Otwarta dziś obwodnica Augustowa w wariancie przez Raczki oznacza, że 15 lat temu mieliśmy rację mówiąc, że musi ona omijać cenną Dolinę Rospudy – przypomina Grzegorz Bożek ze Stowarzyszenia Pracownia na rzecz Wszystkich Istot.
Praktycznie wszyscy wiedzą, jak kończy się najbardziej medialny ekologiczny konflikt wolnej Polski, ale nie wszyscy wiedzą, jak się zaczął. W 1998 r. Oddział Północno-Wschodni Pracowni na rzecz Wszystkich Istot z Siemiatycz oraz lokalne Stowarzyszenie „Ruch na rzecz Ziemi” z Suwałk rozpoczęły działania mające na celu zmianę przebiegu lokalizacji trasy obwodnicy Augustowa, gdy miały możliwość zapoznania się z udostępniony projektem miejscowego planu zagospodarowania przestrzennego gminy Augustów dotyczący budowy obwodnicy dla miasta Augustowa.

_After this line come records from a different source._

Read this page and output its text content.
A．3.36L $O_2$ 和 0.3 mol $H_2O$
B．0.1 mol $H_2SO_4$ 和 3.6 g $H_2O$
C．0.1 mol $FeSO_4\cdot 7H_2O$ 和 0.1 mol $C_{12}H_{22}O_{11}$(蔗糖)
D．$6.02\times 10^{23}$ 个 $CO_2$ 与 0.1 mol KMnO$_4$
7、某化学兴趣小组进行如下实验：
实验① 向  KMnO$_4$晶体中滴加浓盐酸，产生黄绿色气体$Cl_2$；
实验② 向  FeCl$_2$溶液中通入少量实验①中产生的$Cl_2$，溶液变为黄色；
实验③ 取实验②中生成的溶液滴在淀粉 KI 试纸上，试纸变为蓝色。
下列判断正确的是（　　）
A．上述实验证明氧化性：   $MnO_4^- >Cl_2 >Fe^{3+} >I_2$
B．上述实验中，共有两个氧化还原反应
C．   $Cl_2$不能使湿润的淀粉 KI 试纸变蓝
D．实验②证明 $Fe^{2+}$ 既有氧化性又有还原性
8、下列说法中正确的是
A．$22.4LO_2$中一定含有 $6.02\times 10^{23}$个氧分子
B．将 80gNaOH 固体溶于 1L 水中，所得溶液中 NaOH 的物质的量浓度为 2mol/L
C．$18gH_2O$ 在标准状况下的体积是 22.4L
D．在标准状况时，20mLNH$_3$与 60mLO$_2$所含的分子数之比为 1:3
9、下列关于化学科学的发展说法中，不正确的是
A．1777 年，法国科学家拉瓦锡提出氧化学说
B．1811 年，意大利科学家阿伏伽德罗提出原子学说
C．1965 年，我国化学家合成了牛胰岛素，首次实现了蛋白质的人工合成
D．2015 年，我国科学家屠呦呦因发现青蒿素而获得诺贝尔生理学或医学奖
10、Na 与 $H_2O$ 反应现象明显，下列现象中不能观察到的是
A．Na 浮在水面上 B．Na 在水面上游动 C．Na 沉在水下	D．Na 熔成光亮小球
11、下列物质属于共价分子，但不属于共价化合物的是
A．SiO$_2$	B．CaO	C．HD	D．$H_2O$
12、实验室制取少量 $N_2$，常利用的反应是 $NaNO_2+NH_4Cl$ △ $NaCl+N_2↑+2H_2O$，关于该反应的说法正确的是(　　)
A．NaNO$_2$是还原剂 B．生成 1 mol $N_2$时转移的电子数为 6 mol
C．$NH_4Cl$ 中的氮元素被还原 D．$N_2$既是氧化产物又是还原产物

Do projektu planu dołączona była „Prognoza skutków wpływu ustaleń miejscowego planu zagospodarowania przestrzennego…”. Okazało się, że planowana obwodnica przechodzić ma przez środek projektowanego rezerwatu przyrody, którego pomysł powołania pojawił już w roku 1986 (a niestety do dziś nie zrealizowany).
Teraz w przededniu wyborów samorządowych praktycznie wszyscy miejscowi politycy (np. Leszek Cieślik, burmistrz Augustowa z czasów sporów o Rospudę) grzeją się w cieple otwierania obwodnicy, przypisując sobie sukces jej powstania, zarazem zapominając, jak było naprawdę. A rację mieli ekolodzy, przyrodnicy i znaczna część społeczeństwa, która opowiedziała się za ochroną cennej doliny Rospudy i wariantem drogi omijającym dolinę.